The State does not challenge the trial court’s factual finding as to why
the defendant’s confirmation that he had sex with the complainant was made
in reliance upon Marsh’s promise of immunity, but instead challenges the point
in time at which the defendant “confessed,” to argue his “confession” was not
made in reliance upon Marsh’s statements. For example, the State argues that
“[t]he defendant was not induced into confessing to aggravated felonious sexual
assault by the assurance that the [complainant] was of legal age” (bolding
omitted) because he only “confessed after he was confronted with the
[complainant’s] allegations and after he realized later in the interview that she
was not lying about what had happened.” According to the State, “[i]t was this
[later] exchange, and not the discussion about the age of consent, that
prompted the confession,” i.e., as the State asserts, the defendant’s “admission
of criminal activity.”
To the extent the State argues that the defendant’s affirmative response
to the statement “there were occasions when you had intercourse with her,”

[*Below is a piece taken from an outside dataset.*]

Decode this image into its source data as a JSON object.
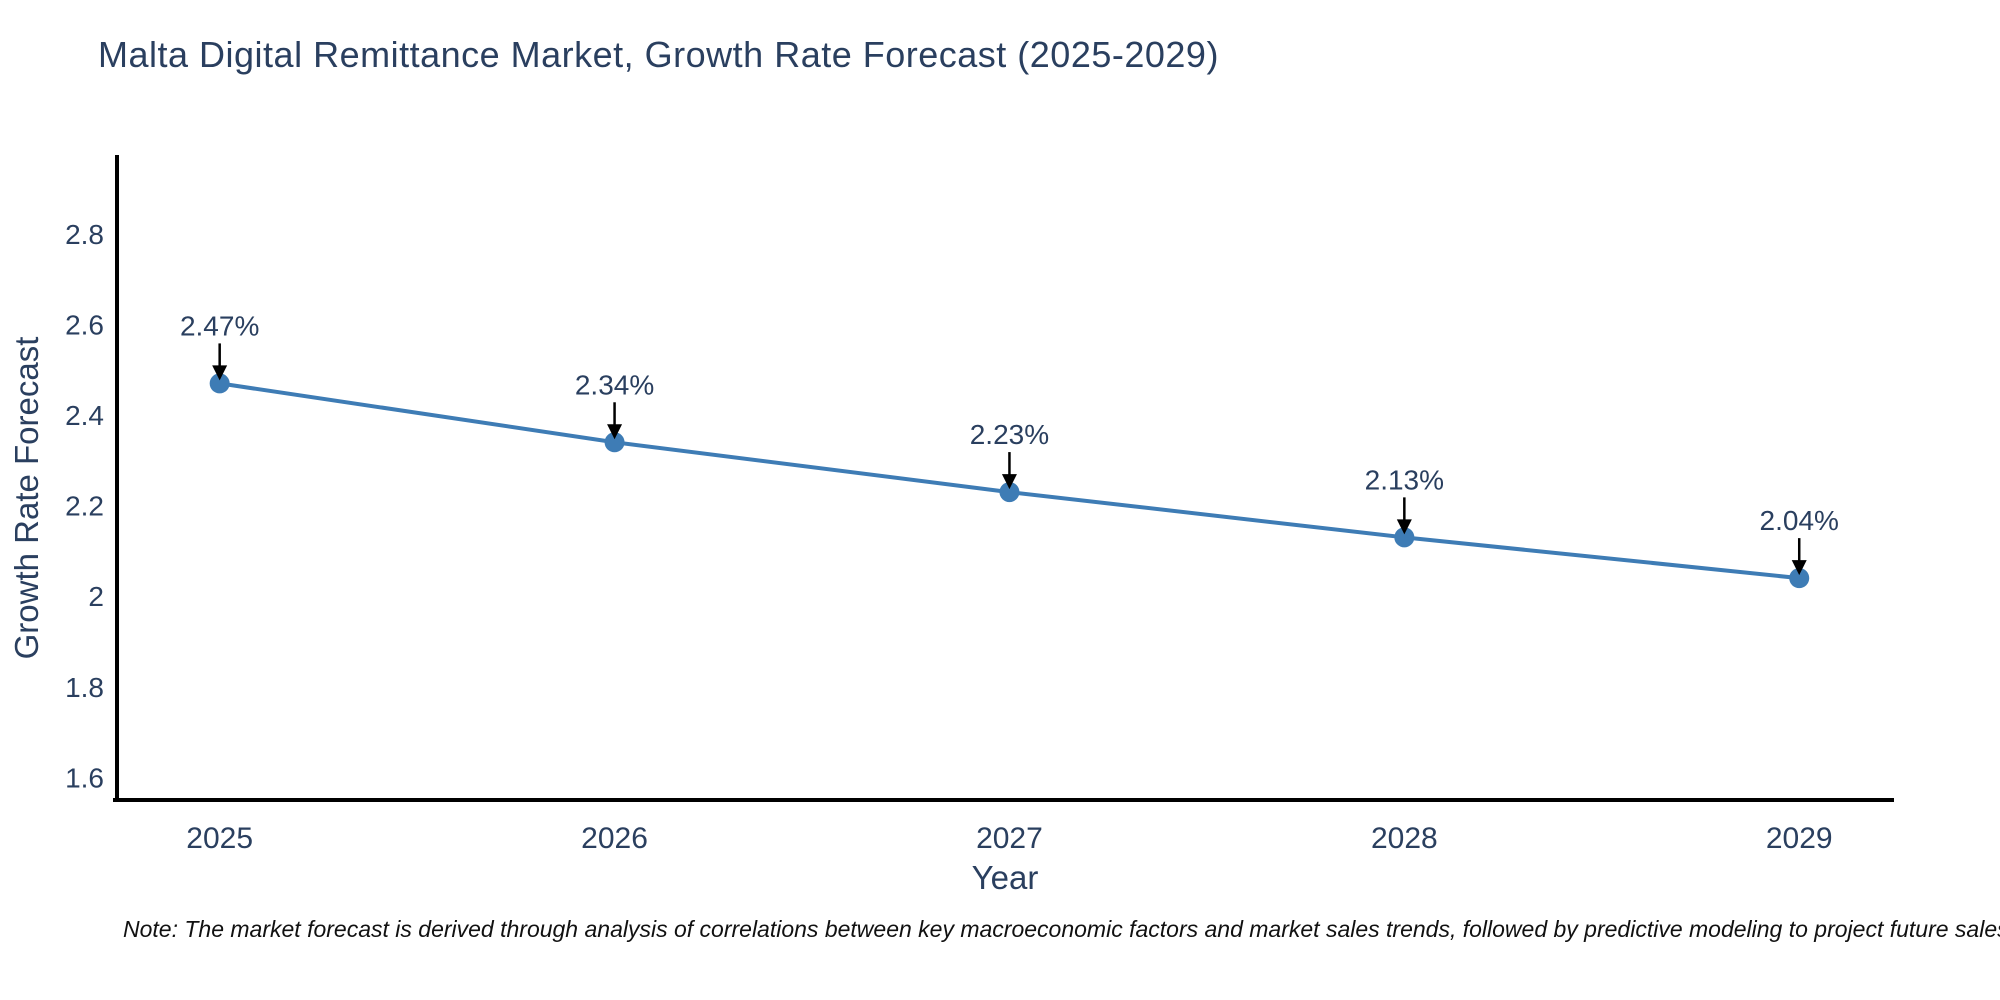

was not “incriminating” because he was simply confirming that he had legal,
consensual sex with the complainant, we are not persuaded, even assuming
the defendant’s response could fairly be so construed. See State v. Wood, 128
N.H. 739, 740-42 (1986) (evaluating, in aggravated felonious sexual assault
case, whether defendant’s statement “in which he admitted having sexual
intercourse with the victim, but alleged that it was consensual” was a voluntary
confession under the Federal Constitution). Further, we reject the State’s
contention that a defendant’s statement can be incriminating, and thus subject
to constitutional protection, only if the statement itself establishes the
defendant engaged in “criminal activity.” See, e.g., id.; State v. Burris, 170
N.H. 802, 811 (2018) (explaining that under the State Constitution, “by
definition, self-incrimination contemplates the use of the defendant’s
8
statements to aid in establishing the guilt of the defendant” (brackets,
emphasis, and quotation omitted)). See generally N.H. CONST. pt. 1, art. 15
(“No subject shall be . . . compelled to accuse or furnish evidence against
himself.”); U.S. CONST. amends. V, XIV.
The trial court found that the defendant confessed to having sex with the
complainant “[i]mmediately thereafter, and plainly relying upon” Marsh’s two
statements at issue. Because we reject the State’s attempt to relocate the
defendant’s “confession” on the timeline of the interview, we conclude that the
State has not demonstrated that the trial court erred in finding that the
defendant’s confession was made in reliance upon Marsh’s promise of
immunity. See Carrier, 173 N.H. at 205 & n.4; see also McDermott, 131 N.H.
at 501.
III
In sum, we conclude that the trial court did not err in finding that Marsh
made a promise of immunity and that the defendant relied upon that promise
when he confessed to having sex with the complainant, and, consequently, that
the defendant’s confession was per se involuntary under the New Hampshire
Constitution. The State did not argue in the alternative that, even if we affirm
the trial court’s finding of involuntariness, the trial court erred in suppressing
the defendant’s oral and written statements made subsequent to his
involuntary confession as fruit of the poisonous tree. The State’s remaining
arguments as to why the trial court did err do not warrant further discussion.
See Vogel v. Vogel, 137 N.H. 321, 322 (1993). Therefore, we affirm the trial
court’s ruling suppressing the defendant’s confession and all statements made
thereafter.
Affirmed and remanded.
HICKS, BASSETT, and DONOVAN, JJ., concurred.